Stressed smiles reappeared from person to person. Eyes wondering, heart thumbing, I starred into the face of sorrow. Every room held a different story. Quiet mumbles and fear swarmed through the air.

Three more steps and we opened the door. Greeted by a smile . . . and tired eyes filled with hope. The story was different in this room. The story was life not death.

I never thought she would die.

The girls weren’t with us. They were back home with their grandpa.

Immediately, warm laughs and distant memories filled the room. I took a seat in a cushioned recliner and starred into the unknown. My lanky brother squeezed into the seat leaving no space for comfort and three empty chairs sitting against the opposite wall.

We sat idle. Experienced words of life exchanged between the two women. They talked for long hours, sharing words of encouragement, whispering fears that lurked places elsewhere.

Nurses came in and left out. I watched the heart monitor carefully trying to learn the science of undulant waves, trying to reassure myself that nothing would go wrong while the nurses weren’t in the room. Scribbled lines appeared on the screen. Waves rose and crashed. The changes in the waves were obvious. Monstrous lines. She would laugh, hard. The seconds following left the screen with a smooth, thin line… and a hushed, labored breathing.

Bubbly. She’d laugh and joke, talking for what seemed like hours. As she caught her breath, she’d turn to her table and pass us something: cookies and a drink. White macadamia nut and white milk for me. Chocolate chip and root beer for my brother. I’d sit back and smile. And she’d returned with her labored speech.

She’d tire. Quietly ask my ma to comb and plat her satin brown hair.

We never left without exchanging hugs. First ma, then my brother, and then me. Bear hugs. I’d bend over and feel her warm breath follow the curves of my cheek. That last time, she whispered something. I stood a few seconds longer to locate the quieted words she’d spoken.

“Pray for me, Ash. Pray for me hard. I want to be better.”

That was the last time I saw her. In an ICU bed. Hushed.

A few months later, I was sitting in a Virginia Sonic’s drive thru. The sun pierced thru the window warming my right side. The smell of fresh finger nail polish overtook the smell of fried food. I ordered a Sonic’s burger, an order of tots, and a cherry-limeade. After about thirty-minutes, we received the food, pulled out, and the phone rang. It was Ma.

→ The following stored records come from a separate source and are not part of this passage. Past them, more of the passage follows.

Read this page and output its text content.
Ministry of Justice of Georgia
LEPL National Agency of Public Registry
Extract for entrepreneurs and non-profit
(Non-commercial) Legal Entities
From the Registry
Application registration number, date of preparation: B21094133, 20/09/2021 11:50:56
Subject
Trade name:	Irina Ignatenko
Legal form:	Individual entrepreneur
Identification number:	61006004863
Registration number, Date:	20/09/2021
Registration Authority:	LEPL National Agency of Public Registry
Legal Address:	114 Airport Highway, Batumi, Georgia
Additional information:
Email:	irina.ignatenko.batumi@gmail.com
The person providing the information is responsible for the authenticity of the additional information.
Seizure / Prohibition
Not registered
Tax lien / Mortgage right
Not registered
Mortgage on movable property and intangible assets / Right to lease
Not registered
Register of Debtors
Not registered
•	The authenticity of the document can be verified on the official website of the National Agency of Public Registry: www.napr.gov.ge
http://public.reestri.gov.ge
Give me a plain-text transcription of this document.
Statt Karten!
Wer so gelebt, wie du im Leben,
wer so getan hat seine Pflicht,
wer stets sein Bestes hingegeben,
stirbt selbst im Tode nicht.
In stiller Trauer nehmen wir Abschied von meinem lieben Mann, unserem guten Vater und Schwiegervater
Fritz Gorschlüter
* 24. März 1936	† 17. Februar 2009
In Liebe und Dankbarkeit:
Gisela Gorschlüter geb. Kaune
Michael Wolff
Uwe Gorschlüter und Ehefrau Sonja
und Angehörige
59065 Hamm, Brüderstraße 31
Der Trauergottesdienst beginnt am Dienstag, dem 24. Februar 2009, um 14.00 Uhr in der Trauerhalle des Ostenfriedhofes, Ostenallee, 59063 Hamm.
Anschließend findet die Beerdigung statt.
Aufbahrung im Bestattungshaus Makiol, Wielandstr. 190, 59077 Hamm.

Summer’s air brushed across my face. I sipped my drink cooling the sting in my throat. The taste was both sweet and sour. Tears rushed down my cheeks.

Had I not prayed long enough, hard enough? Her high-pitched voice continuously replayed through my mind. She was joy and hope. I learned to share unspoken love through hugs. She taught me to dream to the ends of the earth and to hope what seemed impossible in the world.

You've gotta have hope. Without hope life is meaningless. Without hope life is meaning less and less.